Tanpa Winter sadari, dirinya menginjak batu saat berlari yang membuatnya terpleset dan jatuh. Karina pun segera berlari menghampiri Winter dan membantunya untuk bangun.

“Jangan pegang-pegang! Gue bisa bangun sendiri!”

“Kenapa harus marah-marah sih. Gue cuma mau bantuin lo doang.”

“Gue nggak butuh dibantuin!” bentak Winter saat Karina sedang menarik badannya ke posisi setengah berdiri.

Merasa kesal, Karina melepaskan genggamannya dan membiarkan Winter kembali terjatuh.

“Kok lo malah ngelepas sih?”

“Tadi katanya nggak mau dibantuin? Ya gue lepaslah. Udahlah gue balik ke kosan aja. Lo makan sendiri sana. Nanti uang mangkoknya gue ganti.”

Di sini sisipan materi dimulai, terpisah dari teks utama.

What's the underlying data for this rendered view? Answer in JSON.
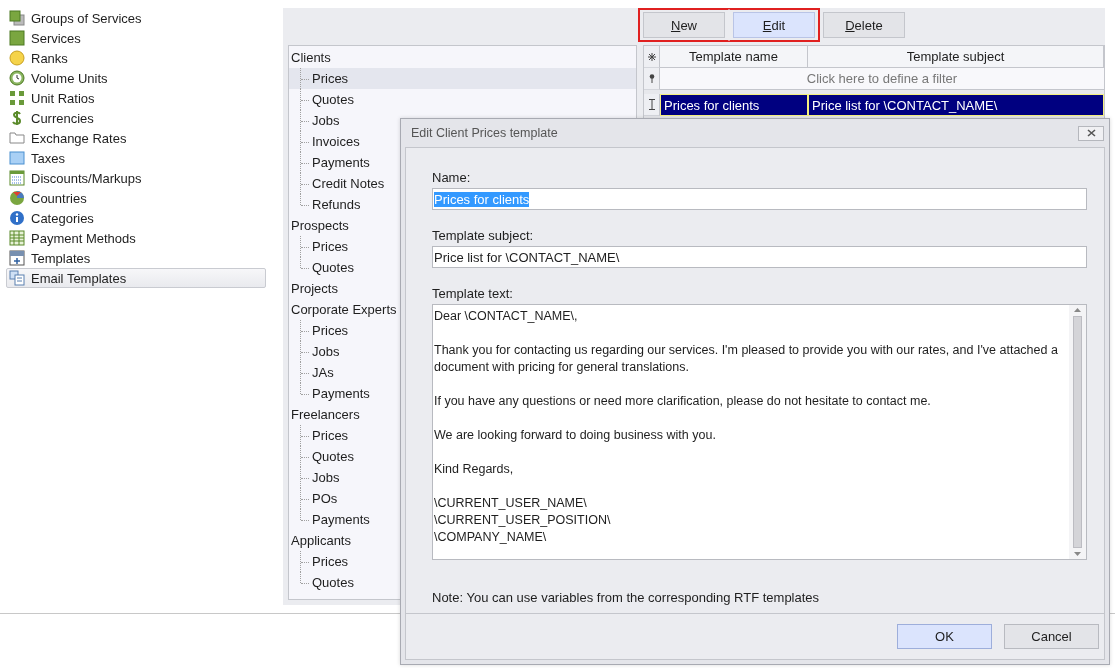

Karina berjalan berbalik arah menuju kosan meninggalkan Winter yang masih duduk terdiam di pinggir jalan.

17 November 2060 Siang hari

Winter baru saja selesai menceritakan kembali kisah perjalanan hidupnya, awal mula pertemuannya dengan belahan jiwanya sampai keberaniannya untuk akhirnya mengikrarkan janji suci untuk selalu bersama dalam sehidup dan semati, ketika tangan yang selalu ia genggam erat selama 48 tahun itu terlepas dari genggamannya.

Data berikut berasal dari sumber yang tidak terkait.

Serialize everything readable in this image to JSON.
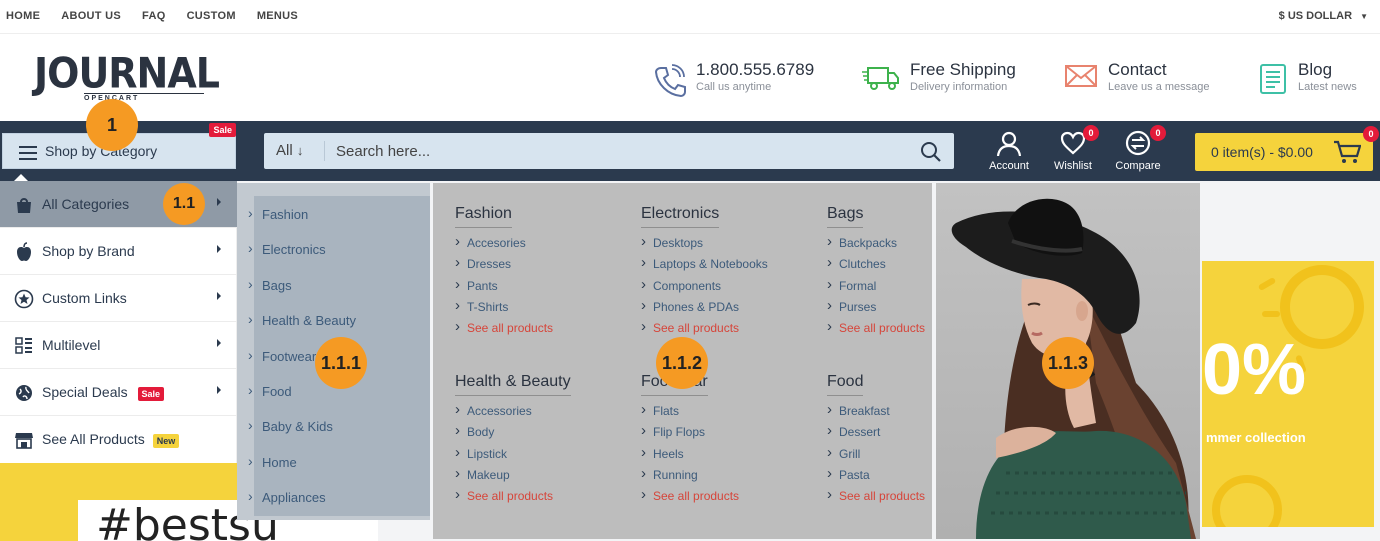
{
  "topbar": {
    "links": [
      "HOME",
      "ABOUT US",
      "FAQ",
      "CUSTOM",
      "MENUS"
    ],
    "currency": "$ US DOLLAR"
  },
  "logo": {
    "word": "JOURNAL",
    "sub": "OPENCART"
  },
  "header_items": [
    {
      "icon": "phone-icon",
      "title": "1.800.555.6789",
      "sub": "Call us anytime"
    },
    {
      "icon": "truck-icon",
      "title": "Free Shipping",
      "sub": "Delivery information"
    },
    {
      "icon": "envelope-icon",
      "title": "Contact",
      "sub": "Leave us a message"
    },
    {
      "icon": "document-icon",
      "title": "Blog",
      "sub": "Latest news"
    }
  ],
  "nav": {
    "shop_by_category": "Shop by Category",
    "sale_badge": "Sale",
    "search_scope": "All",
    "search_placeholder": "Search here...",
    "account": "Account",
    "wishlist": "Wishlist",
    "wishlist_count": "0",
    "compare": "Compare",
    "compare_count": "0",
    "cart": "0 item(s) - $0.00",
    "cart_count": "0"
  },
  "dropdown": {
    "items": [
      {
        "label": "All Categories",
        "icon": "shopping-bag-icon"
      },
      {
        "label": "Shop by Brand",
        "icon": "apple-icon"
      },
      {
        "label": "Custom Links",
        "icon": "star-circle-icon"
      },
      {
        "label": "Multilevel",
        "icon": "grid-icon"
      },
      {
        "label": "Special Deals",
        "icon": "globe-icon",
        "badge": "Sale"
      },
      {
        "label": "See All Products",
        "icon": "store-icon",
        "badge": "New"
      }
    ]
  },
  "subcategories": [
    "Fashion",
    "Electronics",
    "Bags",
    "Health & Beauty",
    "Footwear",
    "Food",
    "Baby & Kids",
    "Home",
    "Appliances"
  ],
  "mega": [
    {
      "title": "Fashion",
      "links": [
        "Accesories",
        "Dresses",
        "Pants",
        "T-Shirts"
      ],
      "see_all": "See all products"
    },
    {
      "title": "Electronics",
      "links": [
        "Desktops",
        "Laptops & Notebooks",
        "Components",
        "Phones & PDAs"
      ],
      "see_all": "See all products"
    },
    {
      "title": "Bags",
      "links": [
        "Backpacks",
        "Clutches",
        "Formal",
        "Purses"
      ],
      "see_all": "See all products"
    },
    {
      "title": "Health & Beauty",
      "links": [
        "Accessories",
        "Body",
        "Lipstick",
        "Makeup"
      ],
      "see_all": "See all products"
    },
    {
      "title": "Footwear",
      "links": [
        "Flats",
        "Flip Flops",
        "Heels",
        "Running"
      ],
      "see_all": "See all products"
    },
    {
      "title": "Food",
      "links": [
        "Breakfast",
        "Dessert",
        "Grill",
        "Pasta"
      ],
      "see_all": "See all products"
    }
  ],
  "promo": {
    "percent": "0%",
    "text": "mmer collection"
  },
  "banner": {
    "text": "#bestsu"
  },
  "callouts": [
    "1",
    "1.1",
    "1.1.1",
    "1.1.2",
    "1.1.3"
  ],
  "colors": {
    "navy": "#2b3a4e",
    "yellow": "#f5d33c",
    "sale_red": "#e31b3a",
    "callout_orange": "#f59a23"
  }
}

Karina baru saja selesai mendengarkan kembali kisah perjalanan hidupnya, awal mula pertemuannya dengan belahan jiwanya sampai keberaniannya untuk akhirnya menerima janji suci untuk selalu bersama dalam sehidup dan semati, ketika tangannya yang selalu di genggam erat selama 48 tahun itu melepaskan genggamannya.

Siang itu, di depan belahan jiwanya dan 2 malaikat kecilnya–begitu Karina dan Winter biasa memanggil kedua anaknya–Karina pergi meninggalkan semua kenangannya untuk memulai hidup baru di tempat peristirahatan abadinya.

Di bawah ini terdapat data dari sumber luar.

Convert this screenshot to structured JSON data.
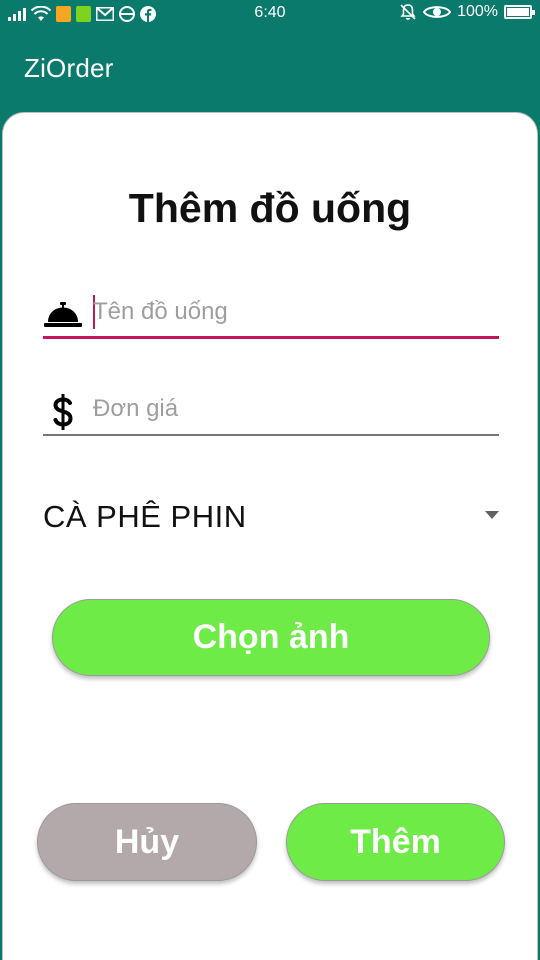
{
  "status_bar": {
    "time": "6:40",
    "battery_text": "100%",
    "battery_level": 1.0,
    "icons": [
      "signal-icon",
      "wifi-icon",
      "app-notification-icon",
      "battery-saver-icon",
      "gmail-icon",
      "app-icon",
      "facebook-icon",
      "bell-muted-icon",
      "eye-icon",
      "battery-icon"
    ]
  },
  "app_bar": {
    "title": "ZiOrder"
  },
  "dialog": {
    "title": "Thêm đồ uống",
    "name_field": {
      "placeholder": "Tên đồ uống",
      "value": "",
      "icon": "service-bell-icon"
    },
    "price_field": {
      "placeholder": "Đơn giá",
      "value": "",
      "icon": "dollar-icon"
    },
    "category_select": {
      "selected": "CÀ PHÊ PHIN"
    },
    "choose_image_label": "Chọn ảnh",
    "cancel_label": "Hủy",
    "add_label": "Thêm"
  },
  "colors": {
    "primary": "#0a7a6c",
    "accent": "#c2185b",
    "button_green": "#6eeb46",
    "button_gray": "#b3a9aa"
  }
}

Tidak ada air mata dalam perpisahan itu. Tidak ada teriakan histeris yang menyayat hati. Yang ada hanyalah senyuman perpisahan karena mereka pasti akan bersatu. Yang ada hanyalah ucapan perpisahan karena mereka pasti akan bertemu kembali.

Winter perlahan beranjak dari duduknya. Meninggalkan ciuman hangat di dahi yang dingin. Tangan keriputnya mengelus rambut putih belahan jiwanya untuk yang terakhir kali. Dengan senyum, Winter mengikhlaskan kepergian Karina.

“We are always together forever and never have been apart. You hold my heart forever. You are my forever.”

Dengan bantuan kedua malaikat kecilnya, Winter pergi meninggalkan belahan jiwanya untuk mempersiapkan proses pemakaman.


17 November 2060 Malam hari

Proses pemakaman telah selesai sejak sore hari tadi. Saat ini, Winter sedang berada di kamarnya mengistirahatkan tubuhnya setelah seharian mengurus prosesi pemakaman.

Kamarnya terasa sunyi. Pikirannya terasa sepi. Hatinya terasa hampa. Hidupnya terasa merana.

Setelah proses pemakaman selesai dan kerabat serta kedua malaikat kecilnya pergi meninggalkannya untuk beristirahat, Winter baru merasakan betapa sakit hatinya ditinggal pergi belahan jiwanya. Air mata yang ia coba tahan akhirnya mengalir dari kedua matanya. Pikirannya kembali mengingat momen-momen akhir kebersamaannya dengan Karina.

8 Januari 2060

“Karin, nggak nyangka banget ya udah 42 tahun kita hidup bersama. Dari kamu masih suka lari ngejar aku, pas aku ngisengin kamu sampe sekarang buat jalan aja kita harus pakai bantuan tongkat,” ucap Winter sambil mengelus tangan keriput milik Karina.

Mereka baru saja menyelesaikan acara makan malam anniversary ke 39 tahun kebersamaan mereka sejak mengikrarkan janji suci bersama kedua malaikat kecilnya. Iya, malaikat kecil yang memilih mereka saat keduanya dengan yakin ingin memiliki 'little Karina' dan 'little Winter' untuk menambah kebahagiaan dari keluarga kecil mereka tepat 2 tahun setelah keduanya mengucapkan ikrar janji suci.

“Untung sekarang kamu berkurang jauh isengnya. Nggak kebayang aku harus ngejar-ngejar kamu pake tongkat. Yang ada aku guling-guling kali ya.”

Keduanya tertawa membayangkan kehebohan yang terjadi jika mereka bermain kejar-kejaran di usia yang tidak muda ini.

“Jangan bosen-bosen ya sama aku. Walaupun aku yakin kamu sebenernya udah muak banget sama aku.” Winter tersenyum sambil membenarkan posisi tidurnya. Saat ini keduanya sedang dalam posisi menghadap satu sama lain.

“Ya mau gimana lagi. Udah telat banget juga kayanya kalo bosen sama kamu. Jadi aku cuma bisa pasrah,” ucap Karina sambil mengelus rambut putih Winter.

“Syukur deh kamu sadarnya telat. Nggak kebayang juga aku kalo hidup tanpa kamu,” ucap Winter dengan wajah sedih.

“Sayang, aku kan udah sering bilang, di usia kita yang udah nggak muda ini, kamu harus selalu siap dengan segala kemungkinan yang akan terjadi.”

“Aku siap kok, sayang. Aku siap dipanggil duluan biar aku nggak perlu hidup tanpa kamu.”

“Enak aja. Nggak bisa gitu dong, sayang. Kan aku lebih tua dari kamu jadi mending aku aja yang dipanggil duluan.”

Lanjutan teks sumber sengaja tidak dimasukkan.